Boosters for Utah said Astra Tower would boost the city’s ability to attract new professionals, companies and investors to Utah.
“It announces to them that we’ve arrived as a city,” said Stephanie Frohman, senior vice president with the Economic Development Corporation of Utah. “We have not only the lifestyle, cultural and recreational opportunities that their talent is looking for but also the residential.”
Astra is also at least the sixth new skyscraper now being pursued in downtown Salt Lake City in the past three years — and one of four rising along a three-block stretch of State Street.

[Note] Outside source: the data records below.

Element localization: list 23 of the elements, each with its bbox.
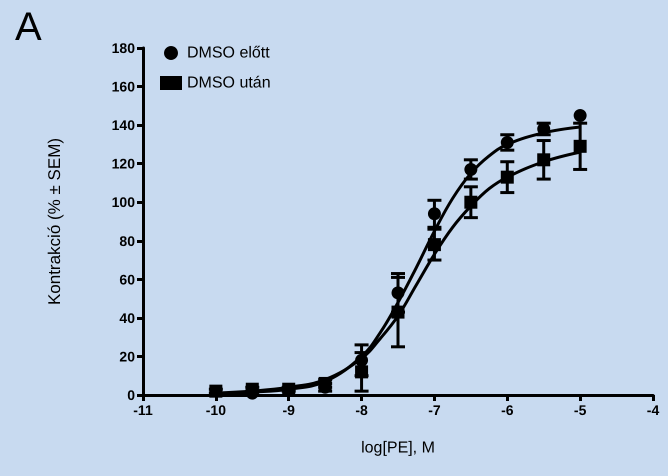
chart-title: A	[15, 5, 42, 49]
y-tick-label: 160	[112, 78, 136, 95]
y-tick-label: 0	[127, 387, 136, 403]
x-tick-label: -11	[133, 402, 153, 418]
y-tick-label: 40	[119, 310, 136, 326]
y-tick-label: 180	[112, 40, 136, 56]
x-tick-label: -4	[646, 402, 660, 418]
y-tick-label: 20	[119, 348, 136, 364]
x-tick-label: -9	[282, 402, 296, 418]
x-tick-label: -10	[206, 402, 226, 418]
legend-label: DMSO előtt	[187, 44, 270, 62]
y-tick-label: 80	[119, 232, 136, 249]
y-axis-title: Kontrakció (% ± SEM)	[45, 138, 64, 306]
x-tick-label: -8	[355, 402, 368, 418]
x-tick-label: -7	[428, 402, 441, 418]
legend-label: DMSO után	[187, 74, 271, 92]
x-axis-title: log[PE], M	[361, 440, 435, 456]
y-tick-label: 120	[112, 156, 136, 172]
y-tick-label: 140	[112, 117, 136, 134]
y-tick-label: 100	[112, 194, 136, 210]
x-tick-label: -6	[501, 402, 514, 418]
y-tick-label: 60	[119, 271, 136, 288]
x-tick-label: -5	[574, 402, 587, 418]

Other State Street projects include the 24-story luxury apartment tower called Liberty Sky, at 151 S. State St.; 95 State at City Creek, built by City Creek Reserve, a development arm of The Church of Jesus Christ of Latter-day Saints; and a two-tower residential project at 255 S. State by Chicago-based developer Brinshore, with financial support from the city’s Redevelopment Agency and other government agencies.
When completed, Astra Tower will also mark a milestone in luxury high-rise living for renters and is part of a wider apartment construction boom.
Astra’s living units are likely to compete with nearby Liberty Sky, with its 272 high-end apartments and amenities, completed this year by The Boyer Co. and Cowboy Partners, both located in Utah. Studio apartments at Liberty Sky are currently listed at between $1,499 and $2,199 a month.
Texas-based developer Hines is also pursuing a new 31-story residential skyscraper a few blocks away at 150 S. Main, at the site of the historic Utah Theater, set for demolition. That 392-foot tower — called Main Street Apartments and backed by Houston-based Hines along with the city’s RDA — is to include 400 new dwellings with 40 more affordable, 355 at market rates and five penthouses, along with a sky lounge, other luxury features and an adjoining pocket park.
A development firm in New York, The Domain Cos., has also announced plans for a residential skyscraper of its own with 342 apartments at 370 S. West Temple, two blocks east of Pioneer Park and proposed to stand 26 stories tall.